FOURTEEN: Cover the top of the soap with the lighter, turmeric-infused soap. Use a small spoon to evenly distribute the top layer if necessary.
FIFTEEN: Insert the Hanger Swirl Tool into the center of the soap so that the tool goes through the layers in the middle section of the mold. This motion is what creates the downward design in the center of the “feather.” Once the Hanger Tool reaches the bottom of the mold, drag it along the bottom to one edge of the mold. Keep the Hanger Swirl Tool along the side of the mold while you pull it up and out. To get a better idea of what this motion looks like, watch this video of Handmade in Florida (the tool is inserted @2:20).
SIXTEEN: Pour a line of the turmeric powder soap down the center of the mold. Then, use a chopstick or dowel to create loop-de-loops down the length of the mold. Do not insert the chopstick or dowel all the way into the soap—only swirl the very top so you don’t disrupt the swirl inside.

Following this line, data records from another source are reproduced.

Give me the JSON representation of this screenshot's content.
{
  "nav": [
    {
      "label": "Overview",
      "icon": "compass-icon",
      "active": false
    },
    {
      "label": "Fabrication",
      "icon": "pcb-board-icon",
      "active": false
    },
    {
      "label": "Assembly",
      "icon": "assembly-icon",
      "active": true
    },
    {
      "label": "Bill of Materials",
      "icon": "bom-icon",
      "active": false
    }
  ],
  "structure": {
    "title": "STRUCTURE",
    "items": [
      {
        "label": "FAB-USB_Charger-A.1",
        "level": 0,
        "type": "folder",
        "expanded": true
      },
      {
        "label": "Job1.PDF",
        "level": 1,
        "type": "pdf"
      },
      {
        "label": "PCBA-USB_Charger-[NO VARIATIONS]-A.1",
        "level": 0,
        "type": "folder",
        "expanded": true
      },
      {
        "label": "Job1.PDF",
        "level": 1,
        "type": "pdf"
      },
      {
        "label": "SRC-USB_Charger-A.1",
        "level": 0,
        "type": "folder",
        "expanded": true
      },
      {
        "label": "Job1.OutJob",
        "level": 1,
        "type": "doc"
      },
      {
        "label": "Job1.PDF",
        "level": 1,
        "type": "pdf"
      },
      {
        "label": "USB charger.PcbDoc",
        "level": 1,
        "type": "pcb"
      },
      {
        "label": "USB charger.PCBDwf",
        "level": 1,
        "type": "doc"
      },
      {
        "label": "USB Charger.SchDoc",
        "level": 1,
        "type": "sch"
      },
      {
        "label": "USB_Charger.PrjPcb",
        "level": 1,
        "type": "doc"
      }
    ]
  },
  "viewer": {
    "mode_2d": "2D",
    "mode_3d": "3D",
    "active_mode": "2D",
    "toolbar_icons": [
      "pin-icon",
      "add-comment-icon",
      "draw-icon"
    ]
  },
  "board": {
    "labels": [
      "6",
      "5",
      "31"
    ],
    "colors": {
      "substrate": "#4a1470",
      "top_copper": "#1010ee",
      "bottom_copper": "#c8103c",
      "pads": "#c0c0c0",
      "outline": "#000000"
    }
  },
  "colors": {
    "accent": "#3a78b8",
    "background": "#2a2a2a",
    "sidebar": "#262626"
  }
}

SEVENTEEN: Wood molds insulate very well, causing the soap to become quite warm. Our soap went through gel phase, which makes the color more vibrant. If you live in a very hot area, you may want to keep an eye on the soap for the first hour or two to make sure the top does not crack. If a crack forms, place the soap in the fridge to prevent further cracks. If you don’t live in an extremely hot area, leave the soap at room temperature (do not insulate). Allow the soap to stay in the mold for 2-3 days, remove, and cut into bars. Allow them to cure for 4-6 weeks before use. Enjoy!